Hans Erich Nossack, L'Effondrement
L’expérience de l’écriture chez Hans Erich Nossack est intimement liée à celle qu’il a faite, et les Allemands de sa génération avec lui, de la destruction par la guerre aérienne. Ou plutôt, sa deuxième expérience, car il en avait eu une première. Dans une postface de 1961 intégrée à ce volume, le critique littéraire Walter Boehlich raconte que ce fils de cafetiers auxquels il prêtait main-forte enfant comme adulte, devenu un « ouvrier un peu intellectuel » en étudiant à Iéna, avait entrepris la rédaction d’un journal, tenu pendant vingt-cinq ans. D’un côté, le comptoir, la vie sociale et familiale, les clients commerçants, ouvriers, employés ; de l’autre, les mots, la pensée de soi, la vie qui s’écrit – mais jamais dans le but de publier.
Du moins jusqu’au mois de juillet 1943, quand les bombes américaines et britanniques tombent sur le port et le centre-ville, ravageant les quartiers ouvriers de la rive est de l’Elbe. Un siècle après celui de 1842, le grand incendie de Hambourg dure plusieurs semaines, en pleine canicule, avec des températures démultipliant les effets de chaleur ; et pour Nossack, vingt-cinq années de mots disparaissent, restant inconnus des autres, peut-être même oubliés par leur auteur. Tout ce qu’aura écrit ce négociant en café disparaît à jamais.
Mais voilà que Nossack, âgé d’une quarantaine d’années, se remet à écrire à peine les bombardements terminés ; et, cette fois, il se montrera, il sortira de derrière le comptoir, qui a sûrement été ravagé lui aussi. La perte aurait pu mettre fin à ses aspirations littéraires ; c’est l’inverse qui advient : c’est à partir de cette perte-là qu’il va écrire. Il n’est plus question de tenir le journal de sa pensée, mais de rapporter un événement qui ne concerne pas que soi-même. En quelques semaines, Nossack rédige ce texte qui réussit à être tout à la fois très descriptif et méditatif. Il l’intitule, aussi sobrement que mystérieusement, Der Untergang (L’effondrement).
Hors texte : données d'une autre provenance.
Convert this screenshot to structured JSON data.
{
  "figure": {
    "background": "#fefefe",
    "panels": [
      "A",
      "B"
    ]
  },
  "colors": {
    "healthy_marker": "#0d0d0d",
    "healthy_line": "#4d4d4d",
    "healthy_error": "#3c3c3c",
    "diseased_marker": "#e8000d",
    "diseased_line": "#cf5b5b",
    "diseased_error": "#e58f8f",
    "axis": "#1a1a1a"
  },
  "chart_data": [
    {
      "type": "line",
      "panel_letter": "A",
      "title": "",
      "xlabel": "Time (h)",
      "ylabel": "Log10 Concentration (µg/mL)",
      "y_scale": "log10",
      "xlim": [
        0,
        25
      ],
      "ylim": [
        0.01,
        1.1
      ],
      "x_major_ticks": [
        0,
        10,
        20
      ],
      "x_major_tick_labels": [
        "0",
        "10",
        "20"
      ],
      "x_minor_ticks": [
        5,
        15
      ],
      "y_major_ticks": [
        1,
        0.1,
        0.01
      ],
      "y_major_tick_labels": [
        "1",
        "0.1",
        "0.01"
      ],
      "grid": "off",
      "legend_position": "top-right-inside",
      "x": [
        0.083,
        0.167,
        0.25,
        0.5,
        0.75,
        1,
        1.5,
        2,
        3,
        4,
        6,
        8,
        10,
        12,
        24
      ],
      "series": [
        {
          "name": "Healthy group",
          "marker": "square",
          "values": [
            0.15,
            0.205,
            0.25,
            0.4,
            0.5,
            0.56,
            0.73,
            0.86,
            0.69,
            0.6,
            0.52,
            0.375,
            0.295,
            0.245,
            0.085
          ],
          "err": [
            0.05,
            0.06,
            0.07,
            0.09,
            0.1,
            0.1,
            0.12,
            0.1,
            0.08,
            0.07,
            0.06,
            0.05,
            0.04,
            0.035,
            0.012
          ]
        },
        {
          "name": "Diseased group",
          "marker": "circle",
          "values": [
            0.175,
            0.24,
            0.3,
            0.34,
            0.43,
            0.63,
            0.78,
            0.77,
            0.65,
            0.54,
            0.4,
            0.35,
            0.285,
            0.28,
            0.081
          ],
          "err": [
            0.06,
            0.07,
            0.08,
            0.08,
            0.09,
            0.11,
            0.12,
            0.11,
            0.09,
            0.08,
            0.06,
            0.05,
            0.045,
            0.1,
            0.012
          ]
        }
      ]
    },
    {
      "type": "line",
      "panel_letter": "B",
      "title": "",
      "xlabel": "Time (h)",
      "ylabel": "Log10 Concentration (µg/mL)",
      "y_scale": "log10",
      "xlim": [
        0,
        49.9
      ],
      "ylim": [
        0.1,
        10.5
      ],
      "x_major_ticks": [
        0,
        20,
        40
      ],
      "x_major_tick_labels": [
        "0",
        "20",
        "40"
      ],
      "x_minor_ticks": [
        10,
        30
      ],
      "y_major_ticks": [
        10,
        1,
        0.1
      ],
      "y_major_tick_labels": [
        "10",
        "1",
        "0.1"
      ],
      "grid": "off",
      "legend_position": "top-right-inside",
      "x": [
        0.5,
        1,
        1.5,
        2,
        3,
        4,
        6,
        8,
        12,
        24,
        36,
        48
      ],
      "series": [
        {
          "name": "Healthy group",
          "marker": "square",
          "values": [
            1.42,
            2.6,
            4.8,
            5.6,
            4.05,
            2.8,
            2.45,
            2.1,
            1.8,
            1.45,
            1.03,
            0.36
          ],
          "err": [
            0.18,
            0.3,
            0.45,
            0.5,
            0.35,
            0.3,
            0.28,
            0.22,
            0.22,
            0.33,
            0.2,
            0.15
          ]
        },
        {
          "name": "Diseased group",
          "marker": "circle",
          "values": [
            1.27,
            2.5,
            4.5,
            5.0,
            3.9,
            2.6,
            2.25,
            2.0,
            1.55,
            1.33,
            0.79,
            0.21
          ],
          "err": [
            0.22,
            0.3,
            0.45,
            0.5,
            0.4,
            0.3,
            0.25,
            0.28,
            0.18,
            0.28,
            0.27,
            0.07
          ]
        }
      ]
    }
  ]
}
C’est le premier de ses textes publiés, en 1948, trois ans seulement après la capitulation, alors que Hambourg commence à peine à se reconstruire.
Nossack ne laisse pas le temps faire son œuvre. Il écrit sur le vif, ce qui ne l’empêche pas de penser l’événement, de sentir que rien, pour ceux qui l’ont vécu, ne sera plus comme avant. La ville comme l’habitant ont déjà connu des alertes et des attaques aériennes, mais cette fois a eu lieu « quelque chose de tout à fait nouveau » : « c’était la fin ». Le tragique tient à ce que le nouveau n’ouvre à rien d’autre qu’à la destruction.
C’est aussi le point de vue de Nossack qui se révèle singulier. Contrairement, par exemple, au Victor Hugo des Choses vues ou à Stig Dagerman qui voit les ruines de Hambourg (Automne allemand, traduit par Philippe Bouquet, Actes Sud, 1980), il est témoin, il se sent certes « chargé de la mission d’en rendre compte », « en spectateur », mais il fait aussi partie des sinistrés dont il rapporte les réflexions, les discussions, les gestes. Il va rassembler ces places dans un « je » qui est lui et pas lui à la fois – c’est le premier mot, comme dans ses autres récits. Car, si sa maison est détruite, lui a survécu, indemne grâce à un départ à la campagne inopiné, deux jours avant l’attaque. Il revient chez lui tout juste après, au milieu de ceux qui fuient les quartiers bombardés, dont il fait une description impressionnante. C’est peut-être pour cela que le livre prend plutôt l’aspect d’un reportage vécu que d’un strict témoignage – car Nossack, avec humilité, ne peut témoigner que de ce qui est arrivé aux autres, restés en ville et sous les bombes.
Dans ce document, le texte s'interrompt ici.